Deployment Model¶
NTWIST products are deployed on customer-managed infrastructure. This section describes the standard topology, hosting options, and operating models we support.
Where NTWIST products run¶
NTWIST products are designed for on-premises or customer-managed private cloud deployment. The deployment lives inside the customer's network. Process data, recipes, and operating models stay with the customer.
We support three hosting patterns:
| Pattern | Where it runs | When it makes sense |
|---|---|---|
| On-premises | Customer data center or plant gateway hardware | Default for plants and mines with strict data residency or limited connectivity |
| Customer-managed private cloud | Customer-controlled tenancy in Azure, AWS, or GCP | Multi-site customers with mature cloud operations |
| Air-gapped | Customer network with no outbound internet connectivity | Highest-security environments |
NTWIST does not operate a public multi-tenant SaaS. Each deployment is dedicated to a single customer.
Standard footprint¶
A typical single-site deployment includes:
- Application tier. One or more Linux or Windows hosts running the shared NTWIST platform services (identity, ingestion, time-series storage, dashboards, alerting) and the deployed MineMax or Nexus iMES applications.
- Database tier.
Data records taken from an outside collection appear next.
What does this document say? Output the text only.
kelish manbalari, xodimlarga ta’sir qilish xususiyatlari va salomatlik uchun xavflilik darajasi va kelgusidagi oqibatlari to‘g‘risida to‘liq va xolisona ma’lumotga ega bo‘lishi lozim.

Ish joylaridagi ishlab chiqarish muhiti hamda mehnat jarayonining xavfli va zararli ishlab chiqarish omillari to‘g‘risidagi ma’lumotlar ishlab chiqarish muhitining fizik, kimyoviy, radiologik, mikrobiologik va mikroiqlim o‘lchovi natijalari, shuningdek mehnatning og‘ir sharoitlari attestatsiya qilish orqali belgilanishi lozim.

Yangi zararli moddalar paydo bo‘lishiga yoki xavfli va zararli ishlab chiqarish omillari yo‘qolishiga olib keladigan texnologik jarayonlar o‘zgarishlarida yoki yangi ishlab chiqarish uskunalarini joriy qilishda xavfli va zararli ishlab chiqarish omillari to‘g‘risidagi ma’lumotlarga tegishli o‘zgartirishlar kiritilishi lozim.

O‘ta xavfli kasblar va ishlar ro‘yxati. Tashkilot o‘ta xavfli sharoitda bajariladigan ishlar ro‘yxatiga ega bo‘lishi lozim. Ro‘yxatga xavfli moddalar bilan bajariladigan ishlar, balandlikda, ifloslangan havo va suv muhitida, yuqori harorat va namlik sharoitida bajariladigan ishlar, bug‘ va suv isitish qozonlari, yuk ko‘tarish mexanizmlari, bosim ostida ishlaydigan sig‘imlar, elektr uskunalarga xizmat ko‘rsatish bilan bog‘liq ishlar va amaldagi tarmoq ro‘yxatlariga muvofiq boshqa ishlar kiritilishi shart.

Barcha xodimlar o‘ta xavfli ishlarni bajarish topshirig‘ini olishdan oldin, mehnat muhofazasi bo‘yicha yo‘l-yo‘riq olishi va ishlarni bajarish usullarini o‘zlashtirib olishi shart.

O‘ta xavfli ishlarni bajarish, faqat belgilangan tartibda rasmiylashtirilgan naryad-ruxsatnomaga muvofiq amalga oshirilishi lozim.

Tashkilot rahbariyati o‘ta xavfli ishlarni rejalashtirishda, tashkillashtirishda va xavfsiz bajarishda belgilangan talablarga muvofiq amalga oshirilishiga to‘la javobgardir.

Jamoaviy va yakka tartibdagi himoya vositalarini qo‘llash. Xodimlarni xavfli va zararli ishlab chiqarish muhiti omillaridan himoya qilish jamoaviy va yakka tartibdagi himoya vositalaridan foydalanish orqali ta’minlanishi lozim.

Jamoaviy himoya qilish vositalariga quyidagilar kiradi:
A dedicated database tier for transactional and time-series storage. We support PostgreSQL, MongoDB, and managed equivalents.
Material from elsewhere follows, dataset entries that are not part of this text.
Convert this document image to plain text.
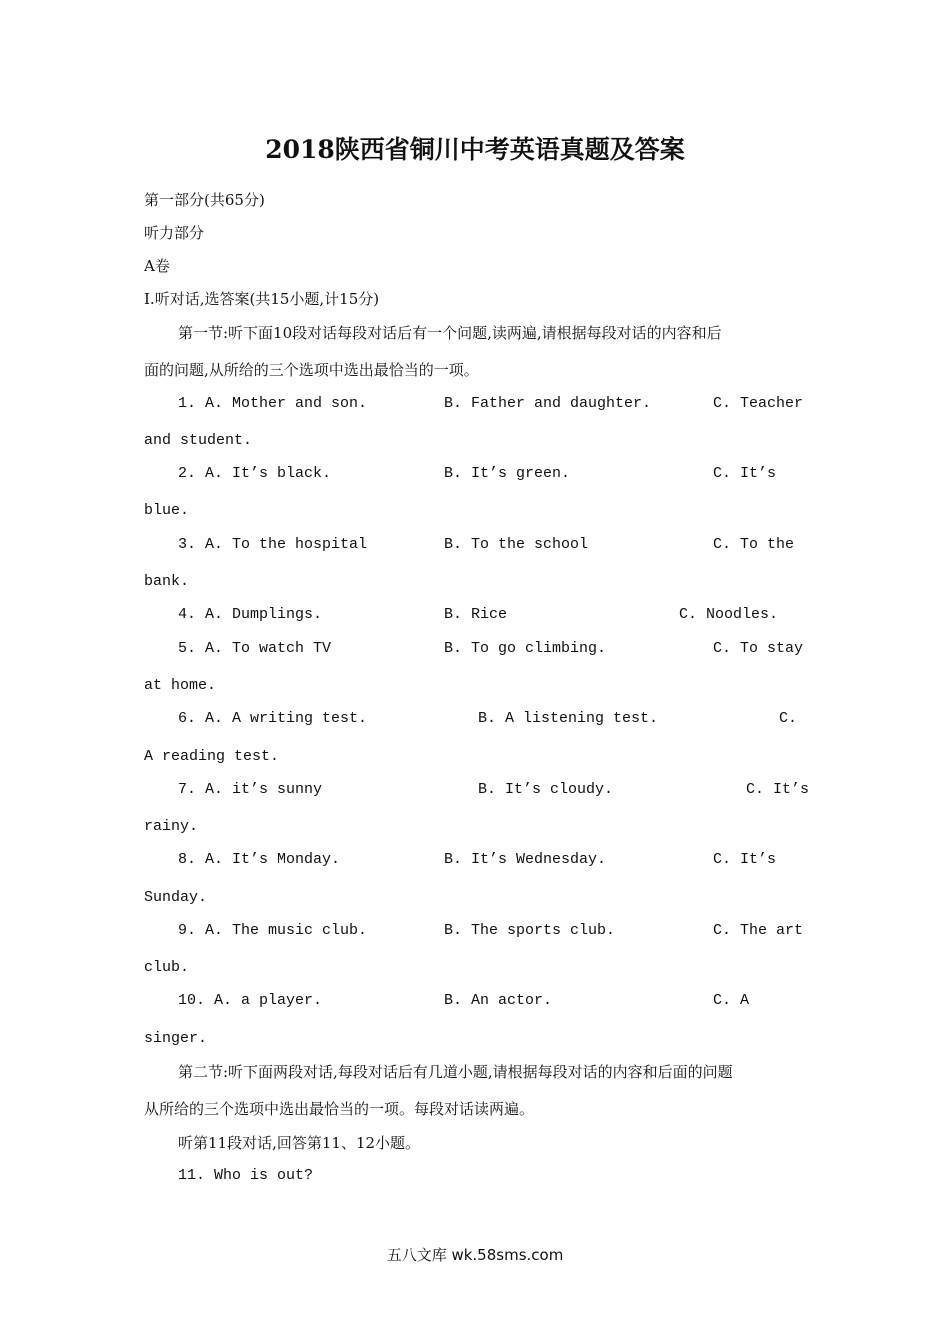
2018陕西省铜川中考英语真题及答案
第一部分(共65分)
听力部分
A卷
I.听对话,选答案(共15小题,计15分)
第一节:听下面10段对话每段对话后有一个问题,读两遍,请根据每段对话的内容和后
面的问题,从所给的三个选项中选出最恰当的一项。
1. A. Mother and son.	B. Father and daughter.	C. Teacher
and student.
2. A. It’s black.	B. It’s green.	C. It’s
blue.
3. A. To the hospital	B. To the school	C. To the
bank.
4. A. Dumplings.	B. Rice	C. Noodles.
5. A. To watch TV	B. To go climbing.	C. To stay
at home.
6. A. A writing test.	B. A listening test.	C.
A reading test.
7. A. it’s sunny	B. It’s cloudy.	C. It’s
rainy.
8. A. It’s Monday.	B. It’s Wednesday.	C. It’s
Sunday.
9. A. The music club.	B. The sports club.	C. The art
club.
10. A. a player.	B. An actor.	C. A
singer.
第二节:听下面两段对话,每段对话后有几道小题,请根据每段对话的内容和后面的问题
从所给的三个选项中选出最恰当的一项。每段对话读两遍。
听第11段对话,回答第11、12小题。
11. Who is out?
五八文库 wk.58sms.com
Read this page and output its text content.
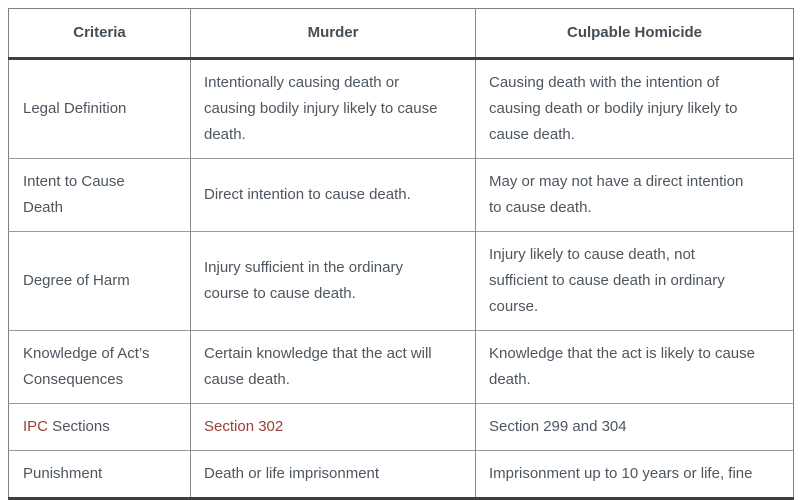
Criteria	Murder	Culpable Homicide
Legal Definition	Intentionally causing death or causing bodily injury likely to cause death.	Causing death with the intention of causing death or bodily injury likely to cause death.
Intent to Cause Death	Direct intention to cause death.	May or may not have a direct intention to cause death.
Degree of Harm	Injury sufficient in the ordinary course to cause death.	Injury likely to cause death, not sufficient to cause death in ordinary course.
Knowledge of Act’s Consequences	Certain knowledge that the act will cause death.	Knowledge that the act is likely to cause death.
IPC Sections	Section 302	Section 299 and 304
Punishment	Death or life imprisonment	Imprisonment up to 10 years or life, fine
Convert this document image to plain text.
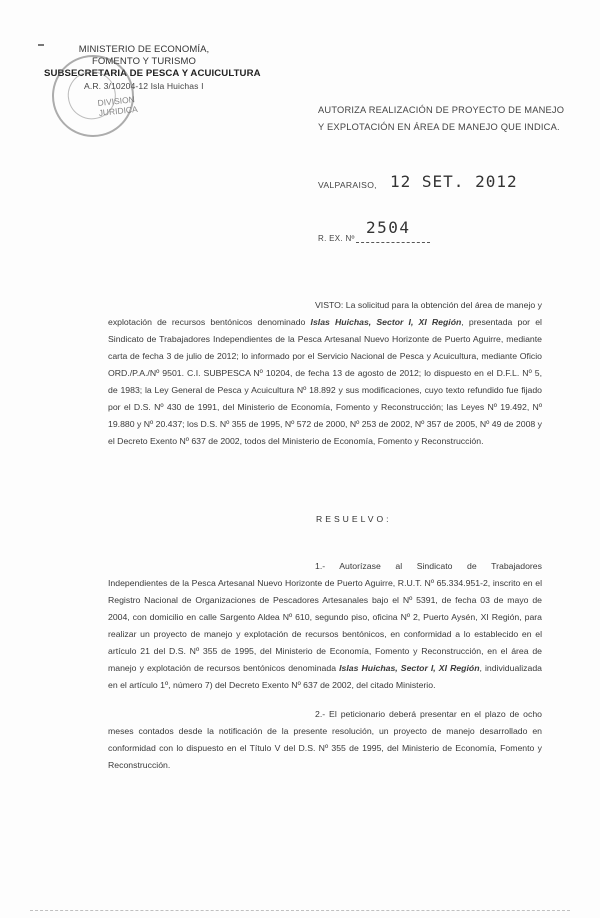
MINISTERIO DE ECONOMÍA,
FOMENTO Y TURISMO
SUBSECRETARIA DE PESCA Y ACUICULTURA
A.R. 3/10204-12 Isla Huichas I
DIVISION
JURIDICA	AUTORIZA REALIZACIÓN DE PROYECTO DE MANEJO
Y EXPLOTACIÓN EN ÁREA DE MANEJO QUE INDICA.
VALPARAISO, 12 SET. 2012
R. EX. Nº
2504
VISTO: La solicitud para la obtención del área de manejo y explotación de recursos bentónicos denominado Islas Huichas, Sector I, XI Región, presentada por el Sindicato de Trabajadores Independientes de la Pesca Artesanal Nuevo Horizonte de Puerto Aguirre, mediante carta de fecha 3 de julio de 2012; lo informado por el Servicio Nacional de Pesca y Acuicultura, mediante Oficio ORD./P.A./Nº 9501. C.I. SUBPESCA Nº 10204, de fecha 13 de agosto de 2012; lo dispuesto en el D.F.L. Nº 5, de 1983; la Ley General de Pesca y Acuicultura Nº 18.892 y sus modificaciones, cuyo texto refundido fue fijado por el D.S. Nº 430 de 1991, del Ministerio de Economía, Fomento y Reconstrucción; las Leyes Nº 19.492, Nº 19.880 y Nº 20.437; los D.S. Nº 355 de 1995, Nº 572 de 2000, Nº 253 de 2002, Nº 357 de 2005, Nº 49 de 2008 y el Decreto Exento Nº 637 de 2002, todos del Ministerio de Economía, Fomento y Reconstrucción.
RESUELVO:
1.- Autorízase al Sindicato de Trabajadores Independientes de la Pesca Artesanal Nuevo Horizonte de Puerto Aguirre, R.U.T. Nº 65.334.951-2, inscrito en el Registro Nacional de Organizaciones de Pescadores Artesanales bajo el Nº 5391, de fecha 03 de mayo de 2004, con domicilio en calle Sargento Aldea Nº 610, segundo piso, oficina Nº 2, Puerto Aysén, XI Región, para realizar un proyecto de manejo y explotación de recursos bentónicos, en conformidad a lo establecido en el artículo 21 del D.S. Nº 355 de 1995, del Ministerio de Economía, Fomento y Reconstrucción, en el área de manejo y explotación de recursos bentónicos denominada Islas Huichas, Sector I, XI Región, individualizada en el artículo 1º, número 7) del Decreto Exento Nº 637 de 2002, del citado Ministerio.
2.- El peticionario deberá presentar en el plazo de ocho meses contados desde la notificación de la presente resolución, un proyecto de manejo desarrollado en conformidad con lo dispuesto en el Título V del D.S. Nº 355 de 1995, del Ministerio de Economía, Fomento y Reconstrucción.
- Gateway tier. One or more plant gateway hosts handling ingestion from PLCs, SCADA, historians, and equipment.
- Optional reporting node. A dedicated host for heavier analytical and reporting workloads.
For small sites, the application and gateway tiers may be co-located. For multi-product or high-availability deployments, the tiers are separated, with optional clustering for HA.
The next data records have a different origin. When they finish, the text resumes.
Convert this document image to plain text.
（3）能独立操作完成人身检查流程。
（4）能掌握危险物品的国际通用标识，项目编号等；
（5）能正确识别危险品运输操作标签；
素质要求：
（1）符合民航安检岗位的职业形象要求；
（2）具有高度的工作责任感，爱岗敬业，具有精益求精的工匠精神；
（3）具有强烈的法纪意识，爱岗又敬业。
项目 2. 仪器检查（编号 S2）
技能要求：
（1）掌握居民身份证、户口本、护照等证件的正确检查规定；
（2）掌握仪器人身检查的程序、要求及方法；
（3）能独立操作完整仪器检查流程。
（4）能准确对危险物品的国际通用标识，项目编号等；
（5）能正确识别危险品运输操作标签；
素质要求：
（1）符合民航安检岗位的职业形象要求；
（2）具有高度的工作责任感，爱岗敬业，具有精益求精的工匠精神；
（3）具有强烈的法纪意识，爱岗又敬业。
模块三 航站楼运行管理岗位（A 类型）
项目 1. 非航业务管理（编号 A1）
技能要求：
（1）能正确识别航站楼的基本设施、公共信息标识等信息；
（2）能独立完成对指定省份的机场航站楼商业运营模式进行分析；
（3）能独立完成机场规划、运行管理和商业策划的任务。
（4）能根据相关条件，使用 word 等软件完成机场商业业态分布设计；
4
High availability and disaster recovery¶
The Platform supports clustered deployment patterns. For most customers, the appropriate HA strategy is determined during deployment design and reflects the operational criticality of the workload. Typical patterns:
- Single-node with cold standby. Suitable for advisory products that are not in the operator's critical path.
- Clustered active-passive. Suitable for products whose unavailability would directly affect operations.
- Geographic disaster recovery. Offered where the customer has multi-site infrastructure.
Backups, restore runbooks, and DR tabletop exercises are part of the standard onboarding.
Operating model¶
Customers operate the deployment in one of two ways:
- Customer-managed. Customer IT operates the Platform with NTWIST support. NTWIST provides support runbooks, release notes, and direct customer success engagement.
- NTWIST-managed. NTWIST customer success engineering operates the Platform on the customer's infrastructure. Access is mediated by a zero-trust gateway, requires multi-factor authentication, and is fully logged. See Access Controls.
The choice of operating model is independent of where the deployment runs.
Updates¶
Product updates are delivered as signed bundles, applied during planned maintenance windows agreed with the customer. Air-gapped customers receive offline update bundles.
Sizing¶
Deployment sizing is determined during the kickoff phase. The variables that drive sizing are:
- Number of products deployed.
- Tag count, sample rate, and historical depth of the time-series workload.
- Number of users and concurrent dashboard sessions.
- Analytical workload (planning, reconciliation, modelling).
A typical first-product deployment runs comfortably on hardware in the range of 16 to 64 vCPUs and 64 to 256 GB RAM across the tiers, with appropriate disk for the time-series volume.